Re­port iden­ti­fies health and education fail­ures

Cockburn Gazette - - NEWS - Denise S. Cahill

YOUNG peo­ple from out-ofhome care fare worse than their peers when it comes to men­tal health and education, a newly-re­leased re­port has found.

The Telethon Kids In­sti­tute (TKI) re­port, re­leased this week, looked at young peo­ple from out-of-home care and was a sig­nif­i­cant con­trib­u­tor to the State Government’s de­ci­sion in March to back a Home Stretch trial sup­port­ing young peo­ple in State care to the age of 21. The cam­paign was backed by the Gazette and Com­mu­nity News.

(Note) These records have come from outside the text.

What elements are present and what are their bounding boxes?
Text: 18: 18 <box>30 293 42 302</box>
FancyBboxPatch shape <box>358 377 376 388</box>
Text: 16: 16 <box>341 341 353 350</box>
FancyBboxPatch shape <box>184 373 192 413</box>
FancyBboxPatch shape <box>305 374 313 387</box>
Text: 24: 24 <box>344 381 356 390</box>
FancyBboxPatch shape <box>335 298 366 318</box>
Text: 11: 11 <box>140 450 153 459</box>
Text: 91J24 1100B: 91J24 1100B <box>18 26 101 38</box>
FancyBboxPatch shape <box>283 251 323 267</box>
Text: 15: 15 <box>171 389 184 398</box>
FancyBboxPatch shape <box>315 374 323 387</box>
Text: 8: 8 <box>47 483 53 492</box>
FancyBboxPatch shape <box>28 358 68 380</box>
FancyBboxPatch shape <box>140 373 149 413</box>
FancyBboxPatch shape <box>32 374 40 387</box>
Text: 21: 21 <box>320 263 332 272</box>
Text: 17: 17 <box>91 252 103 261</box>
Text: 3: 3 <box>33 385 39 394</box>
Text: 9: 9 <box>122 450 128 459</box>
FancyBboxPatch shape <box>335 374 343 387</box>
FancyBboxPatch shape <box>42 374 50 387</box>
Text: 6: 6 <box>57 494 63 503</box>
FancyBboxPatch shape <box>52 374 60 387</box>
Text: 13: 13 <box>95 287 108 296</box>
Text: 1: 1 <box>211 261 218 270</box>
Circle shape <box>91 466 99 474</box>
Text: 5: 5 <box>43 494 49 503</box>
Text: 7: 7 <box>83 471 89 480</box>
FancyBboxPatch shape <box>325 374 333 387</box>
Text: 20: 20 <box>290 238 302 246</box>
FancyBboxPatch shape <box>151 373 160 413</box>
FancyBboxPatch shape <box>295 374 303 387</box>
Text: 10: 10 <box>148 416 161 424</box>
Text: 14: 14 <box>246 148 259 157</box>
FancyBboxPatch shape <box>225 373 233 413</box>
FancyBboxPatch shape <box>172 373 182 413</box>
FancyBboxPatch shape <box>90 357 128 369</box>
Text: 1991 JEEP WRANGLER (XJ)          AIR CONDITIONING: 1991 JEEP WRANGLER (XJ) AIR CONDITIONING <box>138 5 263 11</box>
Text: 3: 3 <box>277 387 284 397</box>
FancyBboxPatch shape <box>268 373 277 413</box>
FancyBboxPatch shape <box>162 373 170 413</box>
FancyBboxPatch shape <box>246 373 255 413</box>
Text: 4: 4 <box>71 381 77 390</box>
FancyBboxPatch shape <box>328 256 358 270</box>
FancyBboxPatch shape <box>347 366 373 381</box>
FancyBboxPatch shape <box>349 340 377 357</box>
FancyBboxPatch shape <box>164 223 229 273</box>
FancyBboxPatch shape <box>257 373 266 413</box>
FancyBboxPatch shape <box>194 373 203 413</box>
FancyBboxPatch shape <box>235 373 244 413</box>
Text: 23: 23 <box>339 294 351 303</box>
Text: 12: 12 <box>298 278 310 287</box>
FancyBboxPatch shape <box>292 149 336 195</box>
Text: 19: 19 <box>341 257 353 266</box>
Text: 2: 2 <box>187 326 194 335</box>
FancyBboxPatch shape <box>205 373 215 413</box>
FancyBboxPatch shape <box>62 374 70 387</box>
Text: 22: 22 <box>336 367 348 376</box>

Child Pro­tec­tion Min­is­ter Simone McGurk re­vealed on Satur­day the Home Stretch trial, led by Angli­care WA, would start on Septem­ber 9, sup­port­ing 15 care leavers in the Fremantle area. The Government an­nounced $440,000 in fund­ing for the trial dur­ing Home­less­ness Week ear­lier this month.

The au­thor of the re­port Ex­plor­ing out­comes for young peo­ple who have ex­pe­ri­enced out-of-home care, re­searcher Dr Melissa O’Don­nell and her team spent eight months in 2017 fol­low­ing the progress of 2003 young peo­ple born be­tween 1990-95 who had spent time in care, such as fos­ter care, un­til they turned 23.

They were com­pared with a group of 9955 who had sim­i­lar so­cio-eco­nomic char­ac­ter­is­tics at birth but had not been in State care.

Dr O’Don­nell said the most alarm­ing re­sult was that 80 per cent of young peo­ple from State care had not com­pleted a high school cer­tifi­cate and just 4 per cent went on to univer­sity.

Angli­care WA chief ex­ec­u­tive Mark Glas­son said the cur­rent sys­tem was not set­ting up young peo­ple to suc­cess­fully leave care net­works: “For many of them, their ac­com­mo­da­tion op­tions are home­less­ness ser­vices, their health op­tions are the emer­gency de­part­ments. The WA Home Stretch trial will (of­fer) guar­an­tees around hous­ing, health and on­go­ing sup­port that ev­ery young per­son needs to tran­si­tion into independen­ce.”